Già nel 2006 fu dimostrato (Columbia University) che l’ipnosi agisce profondamente sui processi cognitivi. Sembra che in stato di ipnosi, alcuni stimoli appresi vengano assorbiti con maggior vividezza rispetto ad uno stato di veglia normale. Ciò influisce direttamente sulla memoria. Inoltre, durante lo stato ipnotico si verifica una maggior attivazione di aree cerebrali deputate alla concentrazione.

Ulteriori studi hanno dimostrato che in stato ipnotico la persona è in grado di migliorare l’elaborazione semantica e di accedere più facilmente al pensiero creativo. Ciò si verificherebbe anche con maggior “velocità e accuratezza nella risposta”.

L’ipnosi agisce migliorando la memoria, la concentrazione, la creatività, ma non solo. Favorisce un maggior controllo delle proprie risorse cognitive ed è sicuramente utile per migliorare la performance nello studio. Un ulteriore studio illuminante a questo proposito ha dimostrato che i voti di alcuni studenti che partecipavano a delle sedute di gruppo di ipnosi sono migliorati rispetto ai gruppi di controllo. Ciò fa emergere che l’ipnosi è un ottimo strumento anche in situazioni di gruppo.

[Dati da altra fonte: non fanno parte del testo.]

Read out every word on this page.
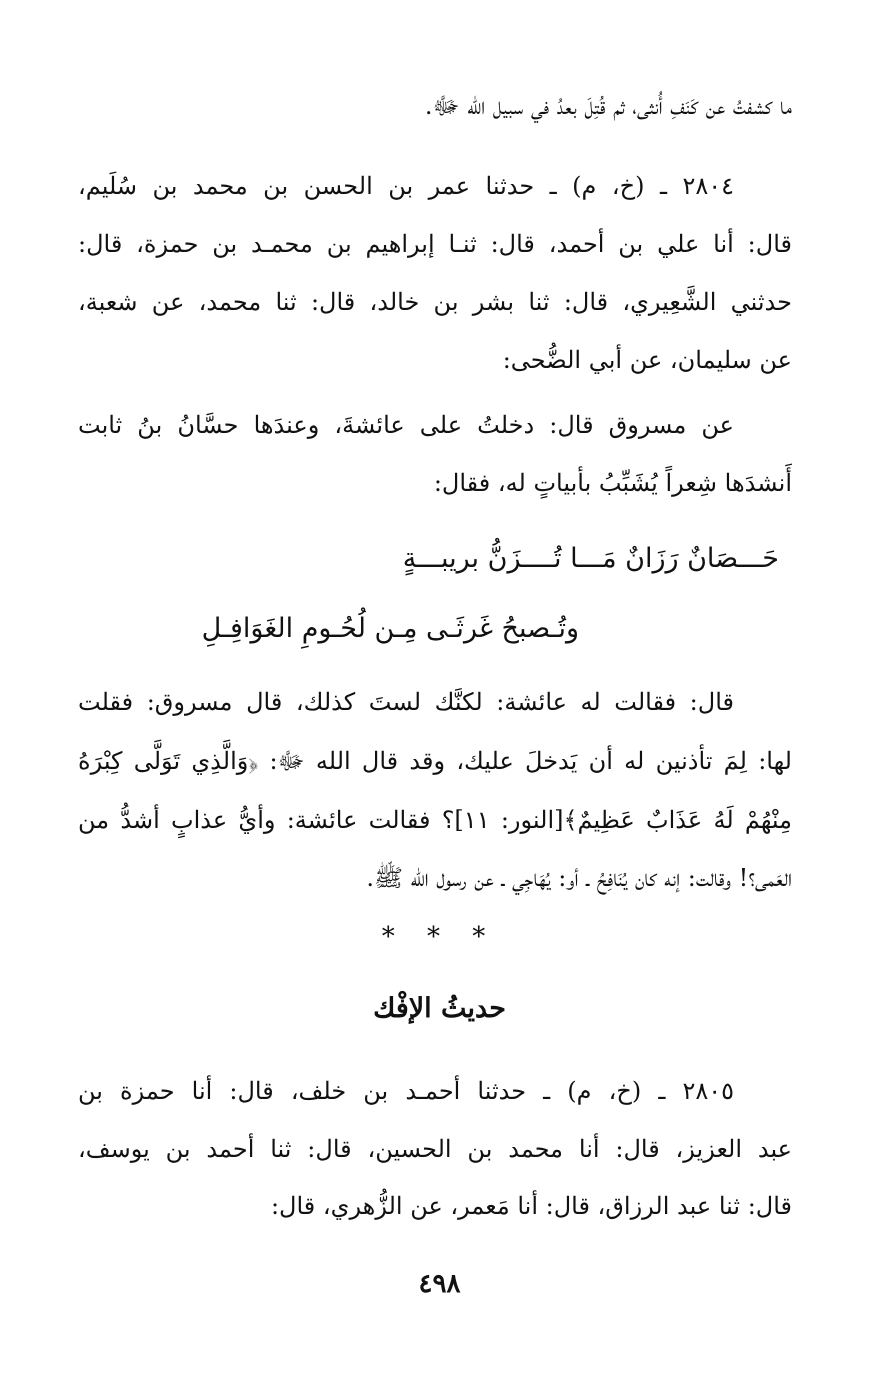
ما كشفتُ عن كَنَفِ أُنثى، ثم قُتِلَ بعدُ في سبيل الله ﷻ.
٢٨٠٤ ـ (خ، م) ـ حدثنا عمر بن الحسن بن محمد بن سُلَيم،
قال: أنا علي بن أحمد، قال: ثنـا إبراهيم بن محمـد بن حمزة، قال:
حدثني الشَّعِيري، قال: ثنا بشر بن خالد، قال: ثنا محمد، عن شعبة،
عن سليمان، عن أبي الضُّحى:
عن مسروق قال: دخلتُ على عائشةَ، وعندَها حسَّانُ بنُ ثابت
أَنشدَها شِعراً يُشَبِّبُ بأبياتٍ له، فقال:
حَـــصَانٌ رَزَانٌ مَـــا تُــــزَنُّ بريبـــةٍ
وتُـصبحُ غَرثَـى مِـن لُحُـومِ الغَوَافِـلِ
قال: فقالت له عائشة: لكنَّك لستَ كذلك، قال مسروق: فقلت
لها: لِمَ تأذنين له أن يَدخلَ عليك، وقد قال الله ﷻ: ﴿وَالَّذِي تَوَلَّى كِبْرَهُ
مِنْهُمْ لَهُ عَذَابٌ عَظِيمٌ﴾[النور: ١١]؟ فقالت عائشة: وأيُّ عذابٍ أشدُّ من
العَمى؟! وقالت: إنه كان يُنَافِحُ ـ أو: يُهَاجِي ـ عن رسول الله ﷺ.
* * *
حديثُ الإفْك
٢٨٠٥ ـ (خ، م) ـ حدثنا أحمـد بن خلف، قال: أنا حمزة بن
عبد العزيز، قال: أنا محمد بن الحسين، قال: ثنا أحمد بن يوسف،
قال: ثنا عبد الرزاق، قال: أنا مَعمر، عن الزُّهري، قال:
٤٩٨
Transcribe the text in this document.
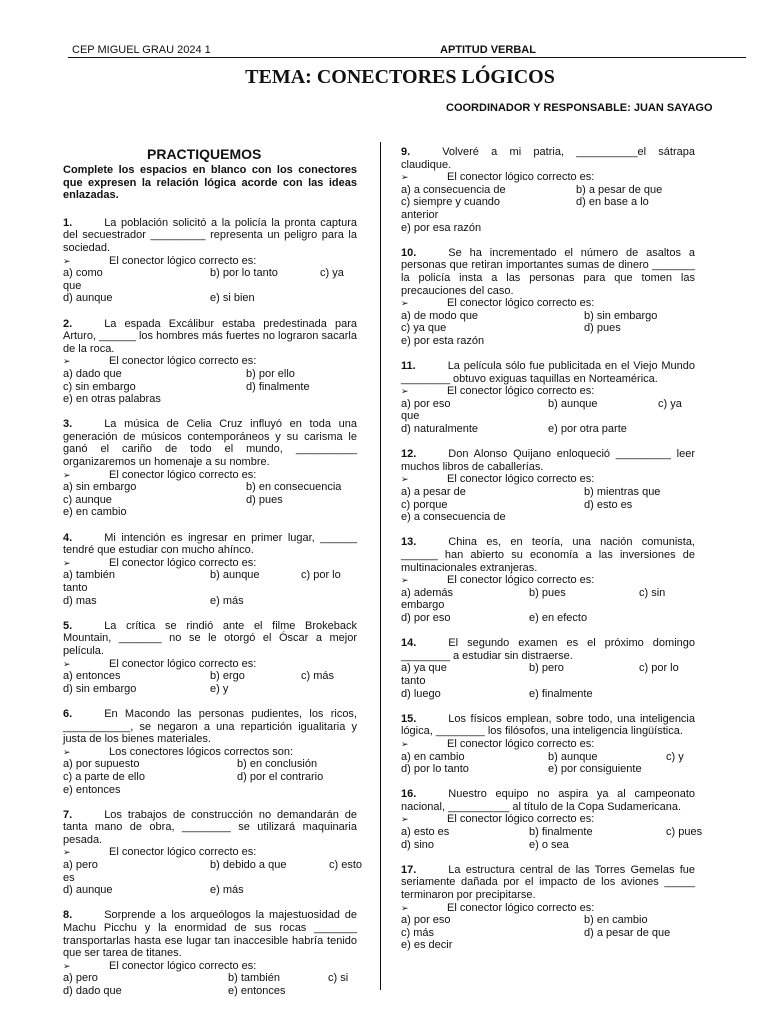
CEP MIGUEL GRAU 2024 1	APTITUD VERBAL
TEMA: CONECTORES LÓGICOS
COORDINADOR Y RESPONSABLE: JUAN SAYAGO
PRACTIQUEMOS
Complete los espacios en blanco con los conectores que expresen la relación lógica acorde con las ideas enlazadas.
1.	La población solicitó a la policía la pronta captura del secuestrador _________ representa un peligro para la sociedad.
➢	El conector lógico correcto es:
a) como	b) por lo tanto	c) ya
que
d) aunque	e) si bien
2.	La espada Excálibur estaba predestinada para Arturo, ______ los hombres más fuertes no lograron sacarla de la roca.
➢	El conector lógico correcto es:
a) dado que	b) por ello
c) sin embargo	d) finalmente
e) en otras palabras
3.	La música de Celia Cruz influyó en toda una generación de músicos contemporáneos y su carisma le ganó el cariño de todo el mundo, __________ organizaremos un homenaje a su nombre.
➢	El conector lógico correcto es:
a) sin embargo	b) en consecuencia
c) aunque	d) pues
e) en cambio
4.	Mi intención es ingresar en primer lugar, ______ tendré que estudiar con mucho ahínco.
➢	El conector lógico correcto es:
a) también	b) aunque	c) por lo
tanto
d) mas	e) más
5.	La crítica se rindió ante el filme Brokeback Mountain, _______ no se le otorgó el Óscar a mejor película.
➢	El conector lógico correcto es:
a) entonces	b) ergo	c) más
d) sin embargo	e) y
6.	En Macondo las personas pudientes, los ricos, ___________, se negaron a una repartición igualitaria y justa de los bienes materiales.
➢	Los conectores lógicos correctos son:
a) por supuesto	b) en conclusión
c) a parte de ello	d) por el contrario
e) entonces
7.	Los trabajos de construcción no demandarán de tanta mano de obra, ________ se utilizará maquinaria pesada.
➢	El conector lógico correcto es:
a) pero	b) debido a que	c) esto
es
d) aunque	e) más
8.	Sorprende a los arqueólogos la majestuosidad de Machu Picchu y la enormidad de sus rocas _______ transportarlas hasta ese lugar tan inaccesible habría tenido que ser tarea de titanes.
➢	El conector lógico correcto es:
a) pero	b) también	c) si
d) dado que	e) entonces
9.	Volveré a mi patria, __________el sátrapa claudique.
➢	El conector lógico correcto es:
a) a consecuencia de	b) a pesar de que
c) siempre y cuando	d) en base a lo
anterior
e) por esa razón
10.	Se ha incrementado el número de asaltos a personas que retiran importantes sumas de dinero _______ la policía insta a las personas para que tomen las precauciones del caso.
➢	El conector lógico correcto es:
a) de modo que	b) sin embargo
c) ya que	d) pues
e) por esta razón
11.	La película sólo fue publicitada en el Viejo Mundo ________ obtuvo exiguas taquillas en Norteamérica.
➢	El conector lógico correcto es:
a) por eso	b) aunque	c) ya
que
d) naturalmente	e) por otra parte
12.	Don Alonso Quijano enloqueció _________ leer muchos libros de caballerías.
➢	El conector lógico correcto es:
a) a pesar de	b) mientras que
c) porque	d) esto es
e) a consecuencia de
13.	China es, en teoría, una nación comunista, ______ han abierto su economía a las inversiones de multinacionales extranjeras.
➢	El conector lógico correcto es:
a) además	b) pues	c) sin
embargo
d) por eso	e) en efecto
14.	El segundo examen es el próximo domingo ________ a estudiar sin distraerse.
a) ya que	b) pero	c) por lo
tanto
d) luego	e) finalmente
15.	Los físicos emplean, sobre todo, una inteligencia lógica, ________ los filósofos, una inteligencia lingüística.
➢	El conector lógico correcto es:
a) en cambio	b) aunque	c) y
d) por lo tanto	e) por consiguiente
16.	Nuestro equipo no aspira ya al campeonato nacional, __________ al título de la Copa Sudamericana.
➢	El conector lógico correcto es:
a) esto es	b) finalmente	c) pues
d) sino	e) o sea
17.	La estructura central de las Torres Gemelas fue seriamente dañada por el impacto de los aviones _____ terminaron por precipitarse.
➢	El conector lógico correcto es:
a) por eso	b) en cambio
c) más	d) a pesar de que
e) es decir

L’ipnosi è un utile strumento anche per affrontare e gestire il problema complesso della procrastinazione, ovvero la tendenza a rimandare. Si calcola, infatti, che la procrastinazione accademica sia molto diffusa (70% circa). Essa, inoltre, è connessa ad altre problematiche dello studente, come la gestione del tempo e delle priorità e la distraibilità.

Il focus sui problemi alimentari.

Durante alcune fasi dello sviluppo è probabile che possano insorgere delle problematiche legate all’alimentazione. Tra queste, sicuramente l’anoressia e la bulimia sono quelle più note e diffuse.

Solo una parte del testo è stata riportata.